The King of Comedy at the Dryden

Christina and I headed to the Dryden Theater at George Eastman House (900 East Ave.) to see Martin Scorsese's The King of Comedy. Jim Healy gave the introduction and said he had seen this film probably the most number of times of any film he's seen (and I fully believe he has seen a great number of films). The gist is that Rupert Pupkin played by Robert De Niro plays a stand-up comic who attempts to get the fame he thinks he deserves by kidnapping a TV host Jerry Langford played by Jerry Lewis.

The beauty of the film is in its portrayal of Pupkin as the fanboy inside me (and presumably most people) that just goes too far. For the sake of filmmaking and the story, Pupkin's fantasies intermingle with reality — disastrously. For instance, he has a fantasy of having dinner with Langford where the star begs him to take over the talk show — despite that Langford actually does not see any refined talent in Pupkin, and far from the degree that Pupkin's fantasy lays out.

When I set my mind adrift and daydream of an encounter with some famous person — be it a consistent legend like Randy Newman or a cute-girl-du-jour like Kate Micucci — some event happens where I get to meet them by chance, and for some reason they are interested in me or thankful for something … basically, what Pupkin does. Only in his world, this is the way things actually happen: these absurd, unlikely, coincidences are believed to play out because the fantasy person does not have a real existence. In other words, I realize that famous-person-in-fantasy has, in real life, their own existence that simply does not include me whereas Pupkin does not have such a realization. He fully believes that fame makes the real person disappear — that the celebrity is no longer real, or that celebrity can completely obscure that reality.

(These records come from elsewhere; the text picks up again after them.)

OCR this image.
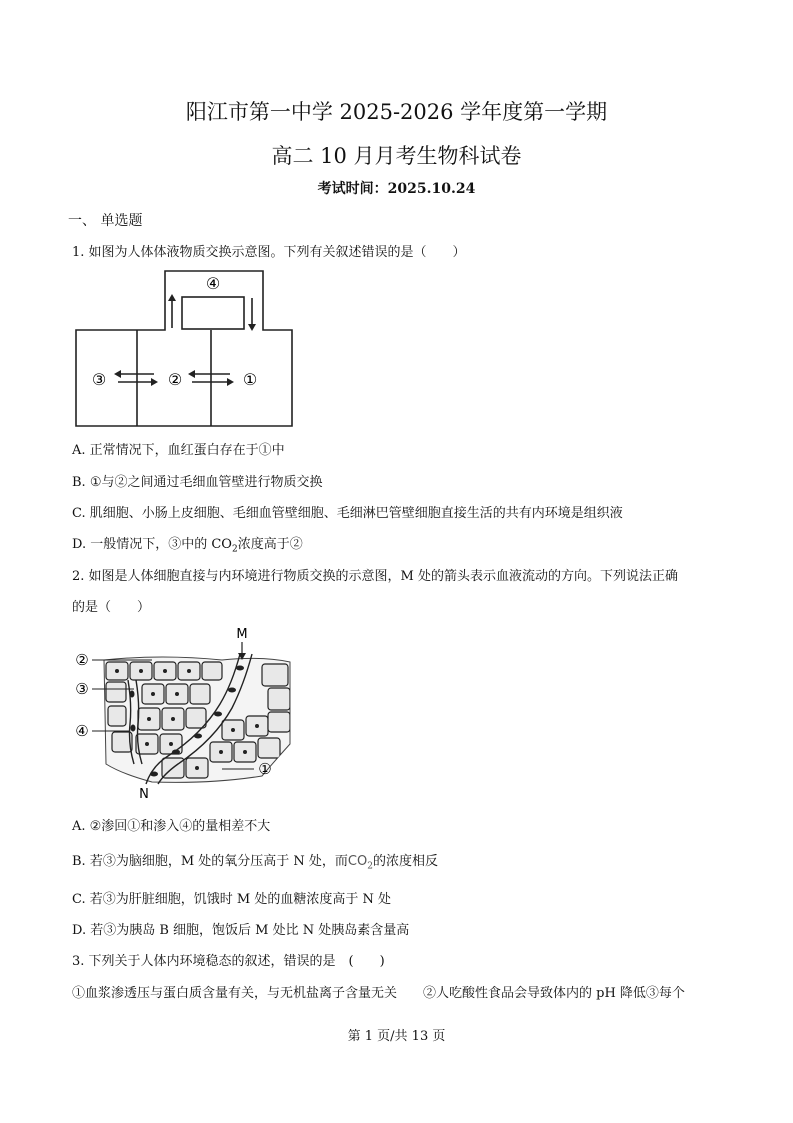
阳江市第一中学 2025-2026 学年度第一学期
高二 10 月月考生物科试卷
考试时间：2025.10.24
一、 单选题
1. 如图为人体体液物质交换示意图。下列有关叙述错误的是（　　）
④
③	②	①
A. 正常情况下，血红蛋白存在于①中
B. ①与②之间通过毛细血管壁进行物质交换
C. 肌细胞、小肠上皮细胞、毛细血管壁细胞、毛细淋巴管壁细胞直接生活的共有内环境是组织液
D. 一般情况下，③中的 $CO_2$浓度高于②
2. 如图是人体细胞直接与内环境进行物质交换的示意图，M 处的箭头表示血液流动的方向。下列说法正确
的是（　　）
M
N
②
③
④
①
A. ②渗回①和渗入④的量相差不大
B. 若③为脑细胞，M 处的氧分压高于 N 处，而$CO_2$的浓度相反
C. 若③为肝脏细胞，饥饿时 M 处的血糖浓度高于 N 处
D. 若③为胰岛 B 细胞，饱饭后 M 处比 N 处胰岛素含量高
3. 下列关于人体内环境稳态的叙述，错误的是　(　　)
①血浆渗透压与蛋白质含量有关，与无机盐离子含量无关　　②人吃酸性食品会导致体内的 pH 降低③每个
第 1 页/共 13 页
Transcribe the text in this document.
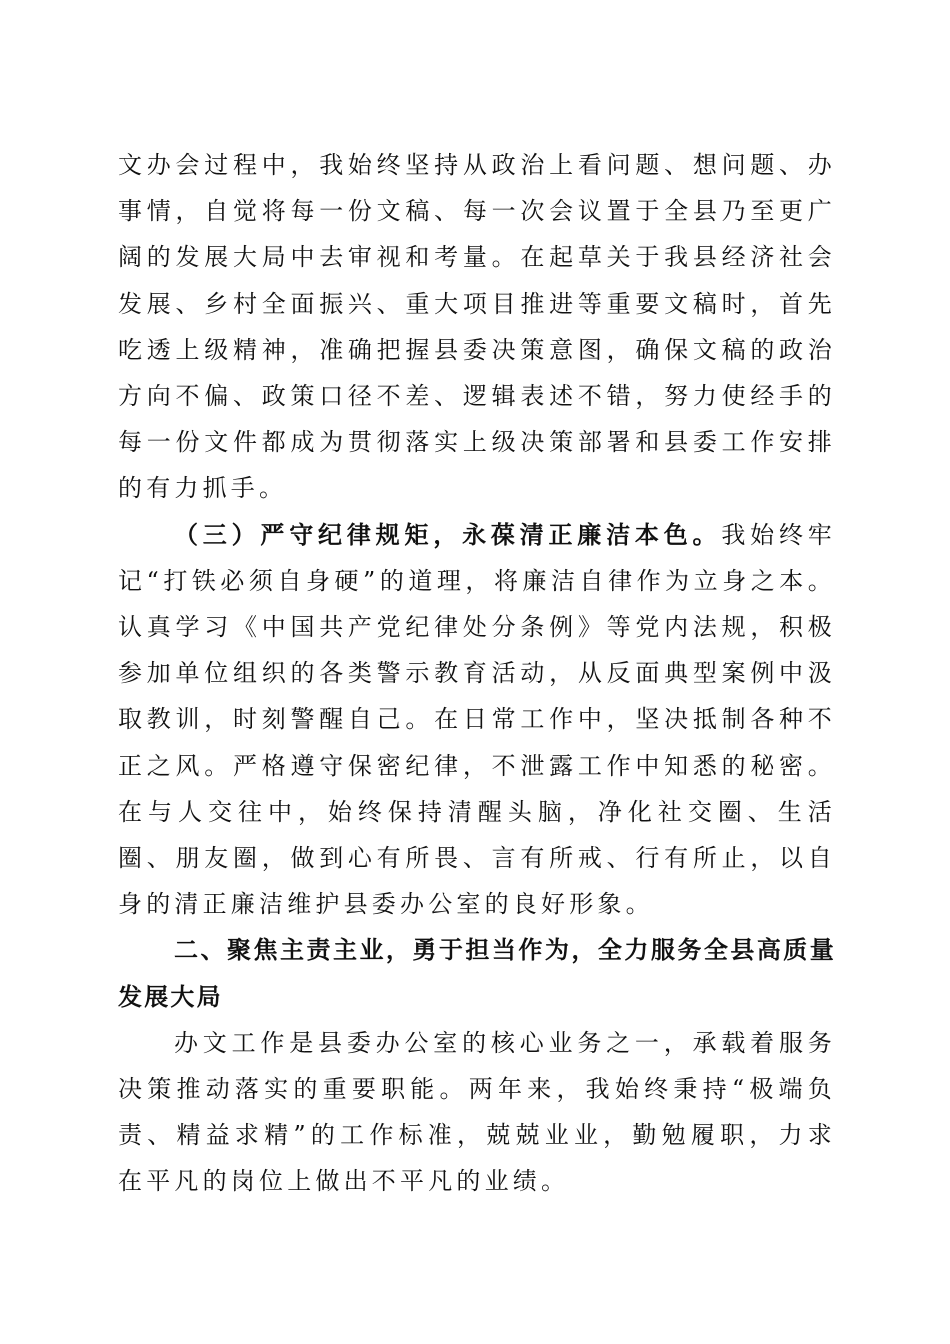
文办会过程中，我始终坚持从政治上看问题、想问题、办事情，自觉将每一份文稿、每一次会议置于全县乃至更广阔的发展大局中去审视和考量。在起草关于我县经济社会发展、乡村全面振兴、重大项目推进等重要文稿时，首先吃透上级精神，准确把握县委决策意图，确保文稿的政治方向不偏、政策口径不差、逻辑表述不错，努力使经手的每一份文件都成为贯彻落实上级决策部署和县委工作安排的有力抓手。

（三）严守纪律规矩，永葆清正廉洁本色。我始终牢记“打铁必须自身硬”的道理，将廉洁自律作为立身之本。认真学习《中国共产党纪律处分条例》等党内法规，积极参加单位组织的各类警示教育活动，从反面典型案例中汲取教训，时刻警醒自己。在日常工作中，坚决抵制各种不正之风。严格遵守保密纪律，不泄露工作中知悉的秘密。在与人交往中，始终保持清醒头脑，净化社交圈、生活圈、朋友圈，做到心有所畏、言有所戒、行有所止，以自身的清正廉洁维护县委办公室的良好形象。

二、聚焦主责主业，勇于担当作为，全力服务全县高质量发展大局

办文工作是县委办公室的核心业务之一，承载着服务决策推动落实的重要职能。两年来，我始终秉持“极端负责、精益求精”的工作标准，兢兢业业，勤勉履职，力求在平凡的岗位上做出不平凡的业绩。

The movie asks, in part, how do you handle a person like Pupkin? How do you handle someone who has disposed of your value as a human being? I believe it is the same haunting psychology that leads to stalking, rape, genocide, and any human-on-human atrocity: if you can convince yourself that another person is not a human being (or that they are simply a thing) then your mind is freed to do anything to them without remorse. And if you are on the receiving end of such behavior, all you can do is either change your mind so they are no longer human and you can do what you want with them, or save your own humanity, do what you can to educate them, and wait for them to realize that you are a valuable person too.